Hot and sticky describes the ancient Japanese city of Kyoto in summer. And that is just the situation Peter Meadowes finds himself in when he flees to Kyoto for his summer vacation. During the rest of the year the middle-aged Meadowes teaches in Tokyo, a circumstance which conveniently enables him to leave his commanding wife (who hates Japan) back in England.
In the old capital Meadowes also expects to find relief from Noriko, his grim Japanese mistress. But in the small wood-and-paper Japanese house he has rented, he finds something unexpected: another woman to desire. Kazumi is seductive, yet she always manages to slip away. Then Noriko arrives, oddly possessive but sharing giggles with Kazumi—perhaps about Meadowes's prowess? Next on the scene is Miss Goto, polite, apologetic, a serious lover of theater who turns an elaborately staged seduction into a comedy of errors. When wife Monica shows up from England, Meadowes must choose...and fast.
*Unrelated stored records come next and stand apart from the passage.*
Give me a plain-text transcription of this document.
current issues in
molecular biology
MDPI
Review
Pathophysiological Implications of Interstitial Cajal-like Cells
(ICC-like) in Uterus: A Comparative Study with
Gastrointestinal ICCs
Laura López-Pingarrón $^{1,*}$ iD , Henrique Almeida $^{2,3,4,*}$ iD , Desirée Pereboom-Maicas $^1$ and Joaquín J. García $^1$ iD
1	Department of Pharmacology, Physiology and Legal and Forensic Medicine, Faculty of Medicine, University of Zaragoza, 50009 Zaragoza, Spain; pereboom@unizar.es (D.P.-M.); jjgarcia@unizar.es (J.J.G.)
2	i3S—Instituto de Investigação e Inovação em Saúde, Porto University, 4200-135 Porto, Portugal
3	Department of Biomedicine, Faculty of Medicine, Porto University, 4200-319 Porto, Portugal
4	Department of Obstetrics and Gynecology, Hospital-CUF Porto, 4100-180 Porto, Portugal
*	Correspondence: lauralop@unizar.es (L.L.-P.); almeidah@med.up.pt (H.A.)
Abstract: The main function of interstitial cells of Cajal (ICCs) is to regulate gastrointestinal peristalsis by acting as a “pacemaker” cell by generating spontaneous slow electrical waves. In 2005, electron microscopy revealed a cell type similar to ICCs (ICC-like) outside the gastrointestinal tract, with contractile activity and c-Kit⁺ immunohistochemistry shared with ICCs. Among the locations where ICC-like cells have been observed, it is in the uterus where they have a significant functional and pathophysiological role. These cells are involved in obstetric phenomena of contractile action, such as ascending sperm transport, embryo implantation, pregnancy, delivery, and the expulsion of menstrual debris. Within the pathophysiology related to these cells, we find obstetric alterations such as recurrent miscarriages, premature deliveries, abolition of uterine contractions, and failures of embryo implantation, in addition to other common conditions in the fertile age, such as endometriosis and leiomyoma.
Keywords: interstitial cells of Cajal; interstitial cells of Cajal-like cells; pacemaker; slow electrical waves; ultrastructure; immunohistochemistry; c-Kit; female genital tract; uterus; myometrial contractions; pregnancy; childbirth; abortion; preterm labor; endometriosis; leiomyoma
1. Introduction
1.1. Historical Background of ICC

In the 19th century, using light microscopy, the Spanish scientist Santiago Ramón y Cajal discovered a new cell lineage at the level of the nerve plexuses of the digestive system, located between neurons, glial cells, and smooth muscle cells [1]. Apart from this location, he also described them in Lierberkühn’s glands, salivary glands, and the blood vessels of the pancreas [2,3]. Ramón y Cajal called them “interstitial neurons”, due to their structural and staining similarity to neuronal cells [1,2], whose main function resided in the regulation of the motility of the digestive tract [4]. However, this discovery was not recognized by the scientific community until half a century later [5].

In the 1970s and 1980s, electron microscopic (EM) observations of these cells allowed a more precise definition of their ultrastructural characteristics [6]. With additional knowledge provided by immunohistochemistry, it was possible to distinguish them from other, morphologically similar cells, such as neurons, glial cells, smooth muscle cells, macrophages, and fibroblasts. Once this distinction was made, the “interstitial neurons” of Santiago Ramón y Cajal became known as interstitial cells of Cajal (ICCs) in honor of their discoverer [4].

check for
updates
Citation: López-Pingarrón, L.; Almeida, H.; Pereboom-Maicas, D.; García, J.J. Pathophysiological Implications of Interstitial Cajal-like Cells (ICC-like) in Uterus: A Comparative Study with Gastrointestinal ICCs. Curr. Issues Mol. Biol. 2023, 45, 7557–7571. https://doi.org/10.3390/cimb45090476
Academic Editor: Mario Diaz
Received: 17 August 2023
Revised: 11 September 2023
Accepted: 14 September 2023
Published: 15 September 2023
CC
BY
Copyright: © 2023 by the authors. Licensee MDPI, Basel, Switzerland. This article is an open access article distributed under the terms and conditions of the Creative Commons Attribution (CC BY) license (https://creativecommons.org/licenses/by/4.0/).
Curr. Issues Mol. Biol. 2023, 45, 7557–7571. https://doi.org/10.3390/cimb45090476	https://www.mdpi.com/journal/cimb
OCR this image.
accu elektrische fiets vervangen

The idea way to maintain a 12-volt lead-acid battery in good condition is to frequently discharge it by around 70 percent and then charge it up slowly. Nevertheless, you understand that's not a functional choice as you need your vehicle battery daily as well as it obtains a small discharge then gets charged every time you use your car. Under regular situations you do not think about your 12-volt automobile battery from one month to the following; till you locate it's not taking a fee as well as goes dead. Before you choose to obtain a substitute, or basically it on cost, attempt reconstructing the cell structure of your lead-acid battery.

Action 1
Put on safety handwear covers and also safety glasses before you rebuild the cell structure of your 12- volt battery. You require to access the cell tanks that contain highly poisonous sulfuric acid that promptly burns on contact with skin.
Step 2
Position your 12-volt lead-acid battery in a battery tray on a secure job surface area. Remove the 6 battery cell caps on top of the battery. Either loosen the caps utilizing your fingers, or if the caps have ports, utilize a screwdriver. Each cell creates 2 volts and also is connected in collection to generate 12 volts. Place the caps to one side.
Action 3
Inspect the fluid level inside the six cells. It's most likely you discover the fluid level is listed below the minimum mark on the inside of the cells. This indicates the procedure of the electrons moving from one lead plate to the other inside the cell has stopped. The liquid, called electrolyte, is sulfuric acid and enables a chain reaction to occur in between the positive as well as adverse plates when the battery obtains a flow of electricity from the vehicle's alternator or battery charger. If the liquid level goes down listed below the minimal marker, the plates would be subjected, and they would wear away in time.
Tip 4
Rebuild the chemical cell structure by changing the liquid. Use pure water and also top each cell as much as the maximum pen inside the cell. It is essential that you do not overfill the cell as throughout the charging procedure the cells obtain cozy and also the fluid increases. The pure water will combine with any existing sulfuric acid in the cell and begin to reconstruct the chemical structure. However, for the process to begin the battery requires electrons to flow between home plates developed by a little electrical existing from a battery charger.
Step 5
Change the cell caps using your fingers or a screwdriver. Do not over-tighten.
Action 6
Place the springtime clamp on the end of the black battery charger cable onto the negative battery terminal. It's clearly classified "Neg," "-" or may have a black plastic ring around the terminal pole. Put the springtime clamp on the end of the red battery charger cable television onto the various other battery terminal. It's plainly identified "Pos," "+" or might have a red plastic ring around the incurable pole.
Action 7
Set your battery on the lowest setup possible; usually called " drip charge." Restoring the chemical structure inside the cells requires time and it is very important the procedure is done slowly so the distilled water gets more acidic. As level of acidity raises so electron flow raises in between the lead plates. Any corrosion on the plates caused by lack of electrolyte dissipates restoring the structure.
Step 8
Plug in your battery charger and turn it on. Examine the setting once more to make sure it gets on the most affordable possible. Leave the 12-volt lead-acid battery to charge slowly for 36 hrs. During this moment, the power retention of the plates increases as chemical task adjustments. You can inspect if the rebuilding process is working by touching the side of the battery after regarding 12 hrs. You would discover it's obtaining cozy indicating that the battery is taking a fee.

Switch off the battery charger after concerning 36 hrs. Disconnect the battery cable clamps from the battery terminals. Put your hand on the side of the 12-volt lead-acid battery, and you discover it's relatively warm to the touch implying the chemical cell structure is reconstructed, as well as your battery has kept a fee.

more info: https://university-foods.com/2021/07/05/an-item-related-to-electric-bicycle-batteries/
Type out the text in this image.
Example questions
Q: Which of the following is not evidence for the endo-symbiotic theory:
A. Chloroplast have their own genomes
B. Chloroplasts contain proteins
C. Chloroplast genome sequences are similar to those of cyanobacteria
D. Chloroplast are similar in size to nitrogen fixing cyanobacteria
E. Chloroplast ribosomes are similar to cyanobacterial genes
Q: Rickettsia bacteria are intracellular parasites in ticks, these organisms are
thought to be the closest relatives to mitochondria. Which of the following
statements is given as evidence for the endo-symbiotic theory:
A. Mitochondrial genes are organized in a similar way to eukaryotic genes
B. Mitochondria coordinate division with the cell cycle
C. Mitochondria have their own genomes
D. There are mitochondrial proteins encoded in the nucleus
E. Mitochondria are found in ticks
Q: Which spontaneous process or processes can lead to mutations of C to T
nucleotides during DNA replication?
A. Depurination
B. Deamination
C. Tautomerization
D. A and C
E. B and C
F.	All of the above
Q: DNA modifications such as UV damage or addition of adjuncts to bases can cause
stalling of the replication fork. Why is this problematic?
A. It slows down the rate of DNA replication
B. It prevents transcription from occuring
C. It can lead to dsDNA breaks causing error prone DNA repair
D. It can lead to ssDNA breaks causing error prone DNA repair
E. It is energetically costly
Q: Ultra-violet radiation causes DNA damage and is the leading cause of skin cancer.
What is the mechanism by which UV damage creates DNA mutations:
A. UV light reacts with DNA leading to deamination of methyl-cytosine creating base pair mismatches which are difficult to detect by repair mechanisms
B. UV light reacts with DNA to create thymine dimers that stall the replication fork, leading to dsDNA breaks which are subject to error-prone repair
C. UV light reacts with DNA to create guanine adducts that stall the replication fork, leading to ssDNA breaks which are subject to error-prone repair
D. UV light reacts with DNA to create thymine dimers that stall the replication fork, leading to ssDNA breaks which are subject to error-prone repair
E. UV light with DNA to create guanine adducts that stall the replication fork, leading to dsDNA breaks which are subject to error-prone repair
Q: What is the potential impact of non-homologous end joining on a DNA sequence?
John Haylock's novel vividly evokes the languid torpor of summer in the fabled city of temples and gardens. Yet hidden within this steamy farce about obsessive lust is an underbelly of duplicity, discontent, and fear. When making his choice, Peter Meadowes confronts the love-hate relationship that afflicts the typical gaijin—foreigner—in Japan. Remaining in Japan may be impossible, but escaping only creates the desire to return.